If you have the least interest in any one Madonna in Florence, pay her well for all the service she can do us. If she can work miracles, now is her time. If she can’t, I believe we all shall be forced to adore her. Adieu! Tell Mr. Chute I fear we should not be quite so well received at the conversazzioni, at Madame de Craon’s, and the Casino,(936) when we are but refugee heretics. Well, we must hope! Yours I am, and we will bear our wayward fate together.
(933) The 10th of June was the Pretender’s birthday, and the 11th the accession of George II.
(934) He was of a Jacobite family.
(935) Lord Sunderland, who betrayed James II.

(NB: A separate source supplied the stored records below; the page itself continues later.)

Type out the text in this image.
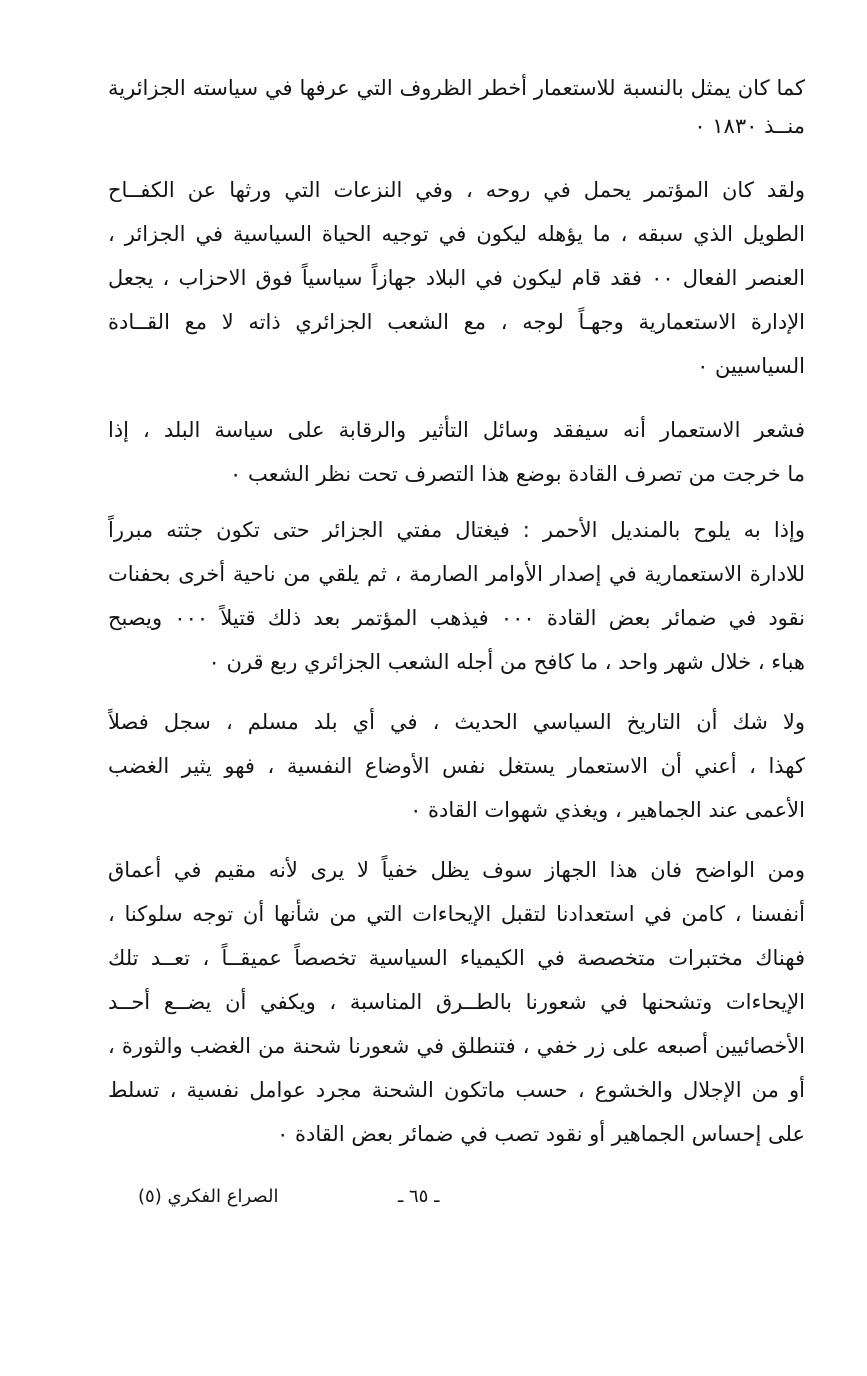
كما كان يمثل بالنسبة للاستعمار أخطر الظروف التي عرفها في سياسته الجزائرية
منــذ ١٨٣٠ ٠
ولقد كان المؤتمر يحمل في روحه ، وفي النزعات التي ورثها عن الكفــاح
الطويل الذي سبقه ، ما يؤهله ليكون في توجيه الحياة السياسية في الجزائر ،
العنصر الفعال ٠٠ فقد قام ليكون في البلاد جهازاً سياسياً فوق الاحزاب ، يجعل
الإدارة الاستعمارية وجهـاً لوجه ، مع الشعب الجزائري ذاته لا مع القــادة
السياسيين ٠
فشعر الاستعمار أنه سيفقد وسائل التأثير والرقابة على سياسة البلد ، إذا
ما خرجت من تصرف القادة بوضع هذا التصرف تحت نظر الشعب ٠
وإذا به يلوح بالمنديل الأحمر : فيغتال مفتي الجزائر حتى تكون جثته مبرراً
للادارة الاستعمارية في إصدار الأوامر الصارمة ، ثم يلقي من ناحية أخرى بحفنات
نقود في ضمائر بعض القادة ٠٠٠ فيذهب المؤتمر بعد ذلك قتيلاً ٠٠٠ ويصبح
هباء ، خلال شهر واحد ، ما كافح من أجله الشعب الجزائري ربع قرن ٠
ولا شك أن التاريخ السياسي الحديث ، في أي بلد مسلم ، سجل فصلاً
كهذا ، أعني أن الاستعمار يستغل نفس الأوضاع النفسية ، فهو يثير الغضب
الأعمى عند الجماهير ، ويغذي شهوات القادة ٠
ومن الواضح فان هذا الجهاز سوف يظل خفياً لا يرى لأنه مقيم في أعماق
أنفسنا ، كامن في استعدادنا لتقبل الإيحاءات التي من شأنها أن توجه سلوكنا ،
فهناك مختبرات متخصصة في الكيمياء السياسية تخصصاً عميقــاً ، تعــد تلك
الإيحاءات وتشحنها في شعورنا بالطــرق المناسبة ، ويكفي أن يضــع أحــد
الأخصائيين أصبعه على زر خفي ، فتنطلق في شعورنا شحنة من الغضب والثورة ،
أو من الإجلال والخشوع ، حسب ماتكون الشحنة مجرد عوامل نفسية ، تسلط
على إحساس الجماهير أو نقود تصب في ضمائر بعض القادة ٠
ـ ٦٥ ـ
الصراع الفكري (٥)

(936) The Florentine coffee-house.
373 Letter 140 To Sir Horace Mann. London, June 18, 1744. I have not any immediate bad news to tell you in consequence of my last. The siege of Ypres does not advance so expeditiously as was expected; a little time gained in sieges goes a great way in a campaign. The Brest squadron is making just as great a figure in our channel as Matthews does before Toulon and Marseilles. I should be glad to be told by some nice computers of national glory, how much the balance is on our side.
Anson(937) is returned with vast fortune, substantial and lucky. He has brought the Acapulca ship into Portsmouth, and its treasure is at least computed at five hundred thousand pounds. He escaped the Brest squadron by a mist. You will have all the particulars in a gazette.